May 16, 2014
Anne Summers
"Get thee to a workplace" was essentially the message to women from Treasurer Joe Hockey in the budget.
"Staying at home should be a parent's choice but there are limits on how much support the taxpayer can give," Mr Hockey said as he announced a raft of measures to effectively force women out of the home and into employment.
I have long advocated women being able to enjoy the economic independence and self-esteem that comes with being in the workforce, especially the full-time workforce, but the lengths to which this government was prepared to go to get women into employment were surprising.

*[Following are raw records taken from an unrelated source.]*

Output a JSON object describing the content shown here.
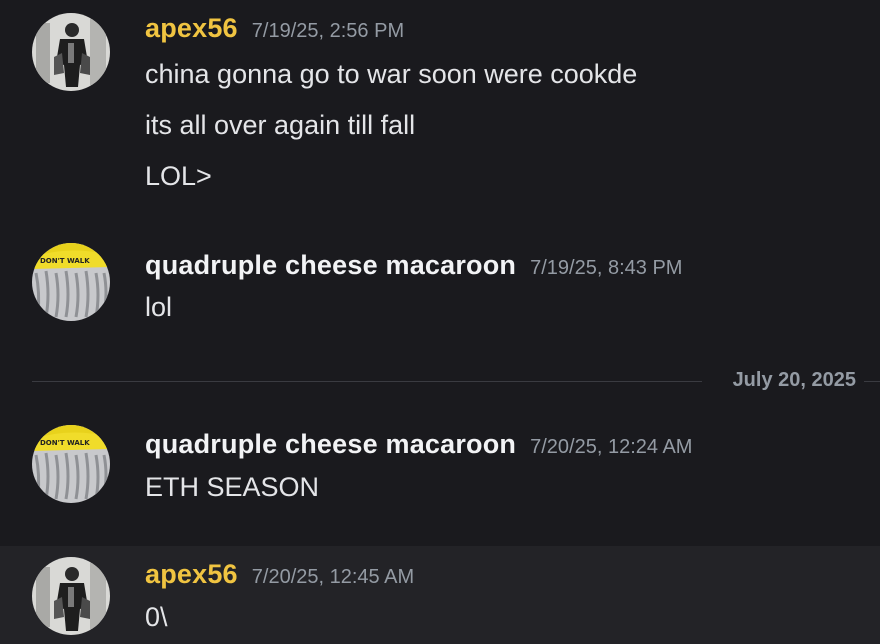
{
  "colors": {
    "background": "#1a1a1e",
    "highlight_row": "#232327",
    "apex_username": "#f0c441",
    "macaroon_username": "#f2f3f5",
    "timestamp": "#949ba4",
    "message_text": "#e4e5e8"
  },
  "messages": [
    {
      "author": "apex56",
      "timestamp": "7/19/25, 2:56 PM",
      "avatar": "apex56-avatar",
      "lines": [
        "china gonna go to war soon were cookde",
        "its all over again till fall",
        "LOL>"
      ]
    },
    {
      "author": "quadruple cheese macaroon",
      "timestamp": "7/19/25, 8:43 PM",
      "avatar": "macaroon-avatar",
      "lines": [
        "lol"
      ]
    },
    {
      "author": "quadruple cheese macaroon",
      "timestamp": "7/20/25, 12:24 AM",
      "avatar": "macaroon-avatar",
      "lines": [
        "ETH SEASON"
      ]
    },
    {
      "author": "apex56",
      "timestamp": "7/20/25, 12:45 AM",
      "avatar": "apex56-avatar",
      "lines": [
        "0\\"
      ]
    }
  ],
  "date_divider": "July 20, 2025"
}
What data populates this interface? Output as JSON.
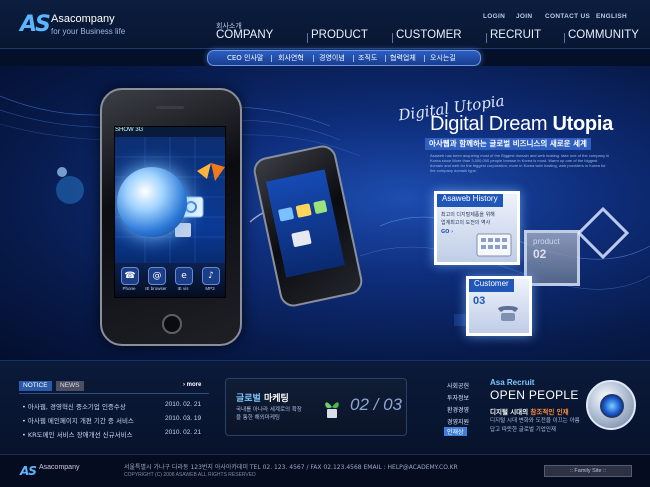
{
  "header": {
    "logo_mark": "AS",
    "logo_name": "Asacompany",
    "logo_tagline": "for your Business life",
    "util_links": [
      "LOGIN",
      "JOIN",
      "CONTACT US",
      "ENGLISH"
    ],
    "gnb": [
      {
        "label": "COMPANY",
        "ko": "회사소개"
      },
      {
        "label": "PRODUCT"
      },
      {
        "label": "CUSTOMER"
      },
      {
        "label": "RECRUIT"
      },
      {
        "label": "COMMUNITY"
      }
    ],
    "subnav": [
      "CEO 인사말",
      "회사연혁",
      "경영이념",
      "조직도",
      "협력업체",
      "오시는길"
    ]
  },
  "hero": {
    "script_text": "Digital Utopia",
    "title_pre": "Digital Dream ",
    "title_bold": "Utopia",
    "subtitle": "아사웹과 함께하는 글로벌 비즈니스의 새로운 세계",
    "desc": "Asaweb has been acquiring most of the Biggest domain and web hosting. take one of the company in Korea since More than 3,000,000 people browse in Korea is must. Warm up one of the biggest domain and web for the biggest corporation, more in Korea web hosting, web providers in Korea for the company domain type.",
    "phone": {
      "status": "SHOW  3G",
      "dock_labels": [
        "Phone",
        "IE browser",
        "IE vis",
        "MP3"
      ]
    },
    "cards": {
      "history": {
        "title": "Asaweb History",
        "body1": "최고의 디지털제품을 위해",
        "body2": "업계최고의 도전의 역사",
        "go": "GO ›"
      },
      "product": {
        "title": "product",
        "num": "02"
      },
      "customer": {
        "title": "Customer",
        "num": "03"
      }
    }
  },
  "notice": {
    "tab_active": "NOTICE",
    "tab_inactive": "NEWS",
    "more": "› more",
    "items": [
      {
        "text": "아사웹, 경영혁신 중소기업 인증수상",
        "date": "2010. 02. 21"
      },
      {
        "text": "아사웹 메인페이지 개편 기간 중 서비스",
        "date": "2010. 03. 19"
      },
      {
        "text": "KR도메인 서비스 장애개선 신규서비스",
        "date": "2010. 02. 21"
      }
    ]
  },
  "marketing": {
    "title_a": "글로벌",
    "title_b": " 마케팅",
    "desc": "국내를 아나라 세계로의 확장을 통한 해외마케팅",
    "nums": "02 / 03"
  },
  "recruit_menu": [
    "사회공헌",
    "투자정보",
    "환경경영",
    "경영지원",
    "인재상"
  ],
  "recruit": {
    "small": "Asa Recruit",
    "big": "OPEN PEOPLE",
    "headline_a": "디지털 시대의 ",
    "headline_b": "참조적인 인재",
    "desc": "디지털 시대 변화와 도전을 이끄는 아름답고 따뜻한 글로벌 기업인재"
  },
  "footer": {
    "logo_mark": "AS",
    "name": "Asacompany",
    "address": "서울특별시 가나구 다라동 123번지 아사아카데미 TEL 02. 123. 4567 / FAX 02.123.4568  EMAIL : HELP@ACADEMY.CO.KR",
    "copyright": "COPYRIGHT (C) 2008 ASAWEB ALL RIGHTS RESERVED",
    "family_site": ":: Family Site ::"
  },
  "colors": {
    "accent": "#2f5fc0",
    "highlight": "#7ec8ff",
    "recruit_orange": "#ff8a3a",
    "background": "#04102a"
  }
}
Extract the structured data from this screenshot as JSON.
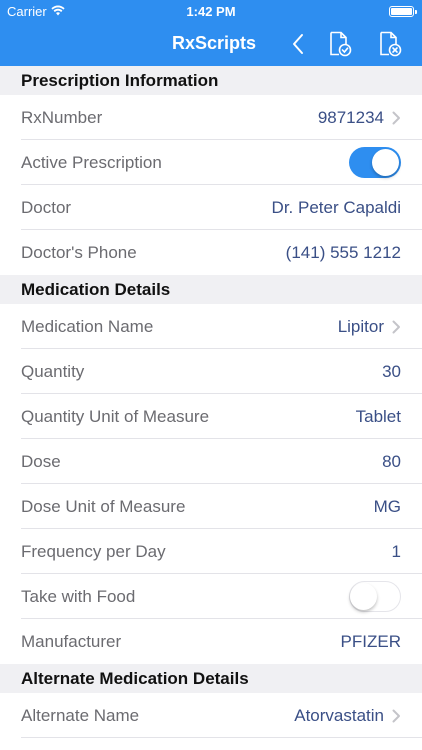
{
  "status_bar": {
    "carrier": "Carrier",
    "time": "1:42 PM",
    "wifi_icon": "wifi-icon",
    "battery_icon": "battery-icon"
  },
  "nav": {
    "title": "RxScripts",
    "back_icon": "chevron-left-icon",
    "approve_icon": "document-check-icon",
    "reject_icon": "document-x-icon"
  },
  "sections": {
    "prescription": {
      "title": "Prescription Information",
      "rx_number": {
        "label": "RxNumber",
        "value": "9871234"
      },
      "active": {
        "label": "Active Prescription",
        "on": true
      },
      "doctor": {
        "label": "Doctor",
        "value": "Dr. Peter Capaldi"
      },
      "doctor_phone": {
        "label": "Doctor's Phone",
        "value": "(141) 555 1212"
      }
    },
    "medication": {
      "title": "Medication Details",
      "name": {
        "label": "Medication Name",
        "value": "Lipitor"
      },
      "quantity": {
        "label": "Quantity",
        "value": "30"
      },
      "quantity_uom": {
        "label": "Quantity Unit of Measure",
        "value": "Tablet"
      },
      "dose": {
        "label": "Dose",
        "value": "80"
      },
      "dose_uom": {
        "label": "Dose Unit of Measure",
        "value": "MG"
      },
      "frequency": {
        "label": "Frequency per Day",
        "value": "1"
      },
      "take_with_food": {
        "label": "Take with Food",
        "on": false
      },
      "manufacturer": {
        "label": "Manufacturer",
        "value": "PFIZER"
      }
    },
    "alternate": {
      "title": "Alternate Medication Details",
      "name": {
        "label": "Alternate Name",
        "value": "Atorvastatin"
      }
    }
  },
  "colors": {
    "accent": "#2e8ef0",
    "value_text": "#3a4f86",
    "label_text": "#6b6b70",
    "section_bg": "#f0f0f3"
  }
}
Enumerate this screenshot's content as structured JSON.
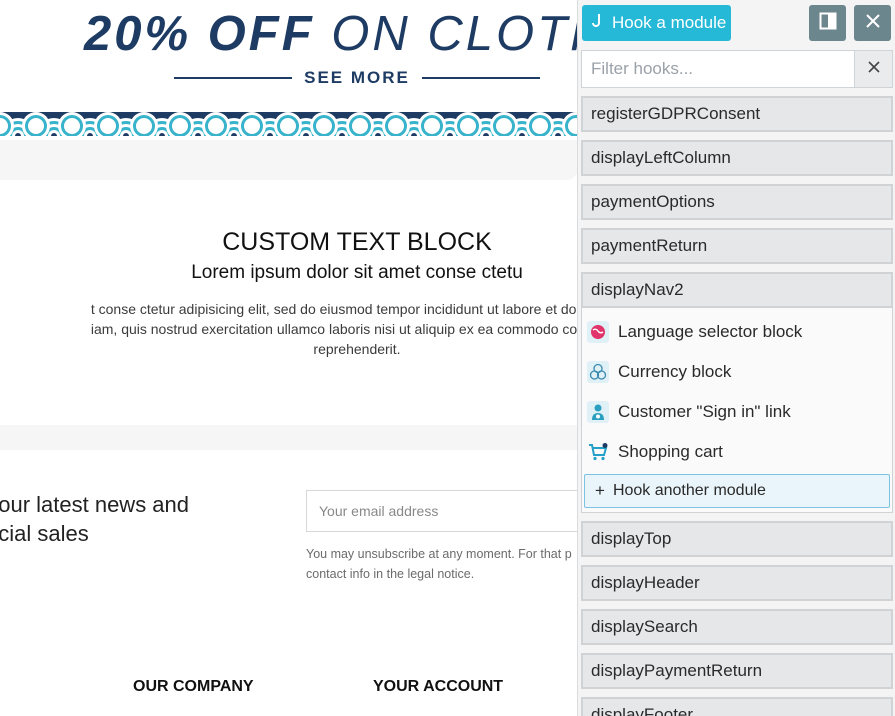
{
  "banner": {
    "promo_bold": "20% OFF",
    "promo_rest": "ON CLOTHI",
    "see_more": "SEE MORE"
  },
  "text_block": {
    "title": "CUSTOM TEXT BLOCK",
    "subtitle": "Lorem ipsum dolor sit amet conse ctetu",
    "line1": "t conse ctetur adipisicing elit, sed do eiusmod tempor incididunt ut labore et dolore ma",
    "line2": "iam, quis nostrud exercitation ullamco laboris nisi ut aliquip ex ea commodo consequa",
    "line3": "reprehenderit."
  },
  "newsletter": {
    "title_line1": "t our latest news and",
    "title_line2": "ecial sales",
    "email_placeholder": "Your email address",
    "note_line1": "You may unsubscribe at any moment. For that p",
    "note_line2": "contact info in the legal notice."
  },
  "footer": {
    "col1": "OUR COMPANY",
    "col2": "YOUR ACCOUNT"
  },
  "panel": {
    "hook_button": "Hook a module",
    "hook_button_icon": "hook-icon",
    "filter_placeholder": "Filter hooks...",
    "hooks_before": [
      {
        "label": "registerGDPRConsent"
      },
      {
        "label": "displayLeftColumn"
      },
      {
        "label": "paymentOptions"
      },
      {
        "label": "paymentReturn"
      }
    ],
    "open_hook": {
      "label": "displayNav2",
      "modules": [
        {
          "label": "Language selector block",
          "icon": "globe-icon"
        },
        {
          "label": "Currency block",
          "icon": "currency-icon"
        },
        {
          "label": "Customer \"Sign in\" link",
          "icon": "user-icon"
        },
        {
          "label": "Shopping cart",
          "icon": "cart-icon"
        }
      ],
      "hook_another": "Hook another module"
    },
    "hooks_after": [
      {
        "label": "displayTop"
      },
      {
        "label": "displayHeader"
      },
      {
        "label": "displaySearch"
      },
      {
        "label": "displayPaymentReturn"
      },
      {
        "label": "displayFooter"
      }
    ]
  },
  "colors": {
    "primary": "#25b9d7",
    "secondary_button": "#6c868e",
    "navy": "#1d3b63"
  }
}
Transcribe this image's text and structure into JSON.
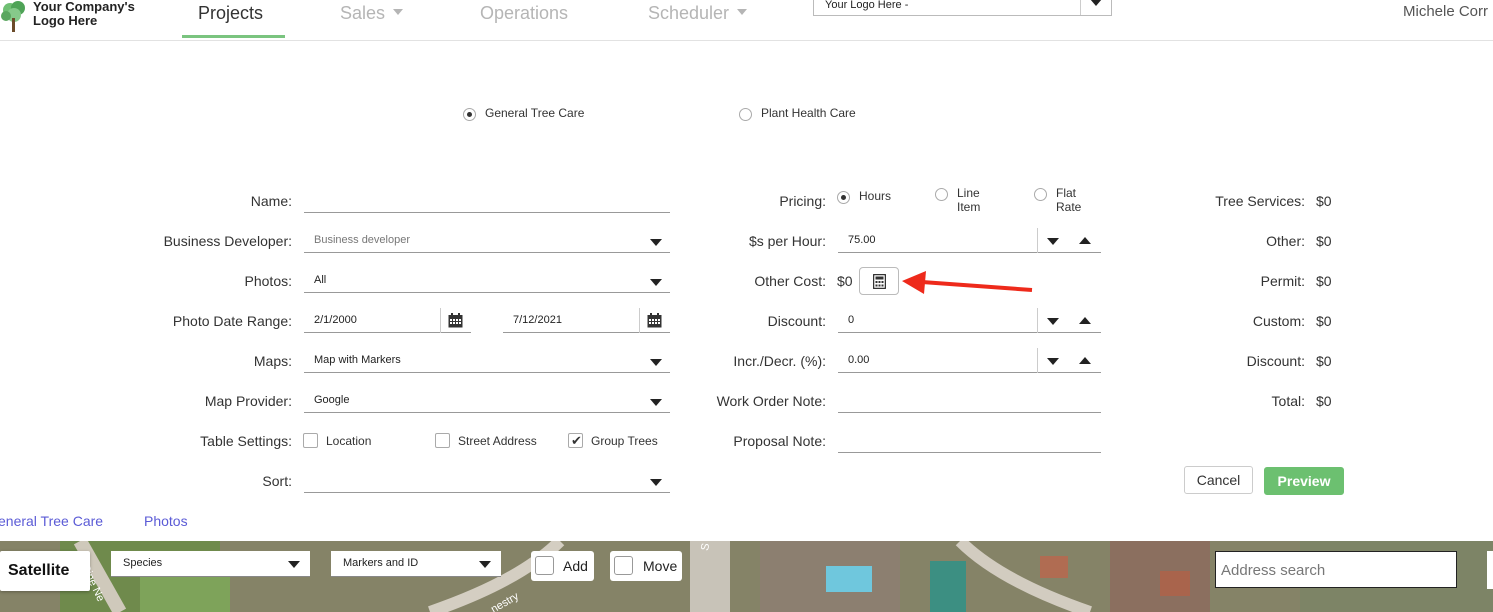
{
  "nav": {
    "logo_line1": "Your Company's",
    "logo_line2": "Logo Here",
    "tabs": [
      {
        "label": "Projects",
        "active": true
      },
      {
        "label": "Sales",
        "dropdown": true
      },
      {
        "label": "Operations"
      },
      {
        "label": "Scheduler",
        "dropdown": true
      }
    ],
    "company_select": "Your Logo Here -",
    "user": "Michele Corr"
  },
  "type_options": [
    {
      "label": "General Tree Care",
      "selected": true
    },
    {
      "label": "Plant Health Care",
      "selected": false
    }
  ],
  "left_form": {
    "name_label": "Name:",
    "name_value": "",
    "bd_label": "Business Developer:",
    "bd_placeholder": "Business developer",
    "photos_label": "Photos:",
    "photos_value": "All",
    "date_label": "Photo Date Range:",
    "date_from": "2/1/2000",
    "date_to": "7/12/2021",
    "maps_label": "Maps:",
    "maps_value": "Map with Markers",
    "provider_label": "Map Provider:",
    "provider_value": "Google",
    "table_label": "Table Settings:",
    "table_options": [
      {
        "label": "Location",
        "checked": false
      },
      {
        "label": "Street Address",
        "checked": false
      },
      {
        "label": "Group Trees",
        "checked": true
      }
    ],
    "sort_label": "Sort:",
    "sort_value": ""
  },
  "mid_form": {
    "pricing_label": "Pricing:",
    "pricing_options": [
      {
        "label": "Hours",
        "selected": true
      },
      {
        "label1": "Line",
        "label2": "Item",
        "selected": false
      },
      {
        "label1": "Flat",
        "label2": "Rate",
        "selected": false
      }
    ],
    "per_hour_label": "$s per Hour:",
    "per_hour_value": "75.00",
    "other_cost_label": "Other Cost:",
    "other_cost_value": "$0",
    "discount_label": "Discount:",
    "discount_value": "0",
    "incr_label": "Incr./Decr. (%):",
    "incr_value": "0.00",
    "wo_note_label": "Work Order Note:",
    "wo_note_value": "",
    "proposal_label": "Proposal Note:",
    "proposal_value": ""
  },
  "totals": [
    {
      "label": "Tree Services:",
      "value": "$0"
    },
    {
      "label": "Other:",
      "value": "$0"
    },
    {
      "label": "Permit:",
      "value": "$0"
    },
    {
      "label": "Custom:",
      "value": "$0"
    },
    {
      "label": "Discount:",
      "value": "$0"
    },
    {
      "label": "Total:",
      "value": "$0"
    }
  ],
  "buttons": {
    "cancel": "Cancel",
    "preview": "Preview"
  },
  "bottom_tabs": [
    "eneral Tree Care",
    "Photos"
  ],
  "map": {
    "type_button": "Satellite",
    "species_select": "Species",
    "markers_select": "Markers and ID",
    "add_label": "Add",
    "move_label": "Move",
    "address_placeholder": "Address search",
    "street_labels": [
      "Pine Ne",
      "nestry",
      "S"
    ]
  },
  "colors": {
    "accent_green": "#6cc070",
    "link": "#5b5bd6",
    "arrow": "#ee2a1b"
  }
}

Slashing family tax benefits and putting a work test on the paid parental leave scheme were the sort of things you'd expect from a champion of women's employment such as Julia Gillard (remember how much trouble she got into for her efforts to nudge single parents into employment) rather than the stogie-smoking blue ties of a conservative government.
This is the side of politics that had made the stay-at-home mother an ideological cornerstone, that introduced the dependent spouse rebate and the baby bonus.
Now they are the ones who are abolishing these inducements to be a stay-at-home mum.
Just how effective the measures will be remains to be seen. After all, the evidence is irrefutable that what stops mothers working are a lack of affordable childcare and the punitive effective tax rates that apply when family benefits are withdrawn as income is earned.
So if you wanted women back at work, you would not be cutting $230 million from childcare subsidies as Mr Hockey did on Tuesday.
Women are also discouraged by lack of equal pay (why bother if you are earning less than the bloke sitting beside you!) and by a culture in way too many workplaces that is discouraging, often hostile and sometimes downright misogynist.
If you want to encourage women into the economy, it would make sense to acknowledge and address the pay gap as well as some of these less tangible obstacles to women being able to enjoy employment parity with men.
Instead, the government has now announced yet another set of consultations into the gender reporting requirements of the Workplace Gender Equality Act legislated by the Labor government and administered by the Workplace Gender Equality Agency (WGEA).
Employment Minister Eric Abetz had to retreat earlier this year from his blitzkrieg against the legislation. He wanted to abolish WGEA – something the National Commission of Audit has also recommended – and now he seems determined to consult it to death. A government that really wanted women to work would be enthusiastic about a law that required organisations to report on how many women they employed, what levels they worked at and how much they were paid.